Actually, most of the time I don't care, however, lately my body has been telling me it is ready to sleep by 10 or 11 but my brain refuses to cooperate. So I continue to fall asleep between 4am-7am. Then I wake up exhausted a few hours later. I would just let myself fall asleep and snooze all day but that might be embarrassing.
Merph lost a whisker today.
This. This, is why it's so hard to leave the house or get anything done!

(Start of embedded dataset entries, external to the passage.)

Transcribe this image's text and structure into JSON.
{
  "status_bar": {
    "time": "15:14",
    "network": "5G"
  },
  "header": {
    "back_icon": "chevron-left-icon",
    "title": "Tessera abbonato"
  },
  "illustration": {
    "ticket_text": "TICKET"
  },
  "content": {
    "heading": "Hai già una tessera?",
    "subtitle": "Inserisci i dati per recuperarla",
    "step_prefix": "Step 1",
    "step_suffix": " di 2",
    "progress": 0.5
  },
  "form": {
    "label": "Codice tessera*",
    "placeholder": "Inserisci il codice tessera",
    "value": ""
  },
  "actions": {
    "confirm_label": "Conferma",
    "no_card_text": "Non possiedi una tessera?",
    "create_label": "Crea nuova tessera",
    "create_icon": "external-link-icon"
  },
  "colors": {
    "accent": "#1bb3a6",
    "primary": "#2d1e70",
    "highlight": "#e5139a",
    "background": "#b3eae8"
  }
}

LiLi has just claimed my lap for the Empire of Catlandia.
I am doomed!
Sigh. the boobs. Another thing I can't do anything about. They follow me everywhere! They insist on perching on my chest. They refuse to be covered up or minimized. They just keep saying, "Hey there! How you doin'?" They keep breaking bras. What am I gonna do? I'm double doomed!
Here it is 830 PM and I'm already in my pajamas! I probably won't be asleep for hours but there's something about the dark, heaviness of the night here that tells my body it's time to start using less energy. I have my kitty, my cup of chocolaty rosebud tea and an engrossing Octavia Butler novel!
I was treated to another fabulous dinner tonight of the type I have not been able to afford in some time. Grateful for kindness and generosity of friends. Grateful for doing things I enjoy and having chill time! Grateful for relief from being stressed. This moment is good, very good. Cheers! — feeling grateful.
And now that I'm all comfy cozy, Ice cream is calling me. I can hear it all the way upstairs! I am trying to resist. At least there is actually ice cream in the house. Nothing worse than a craving you can't satisfy.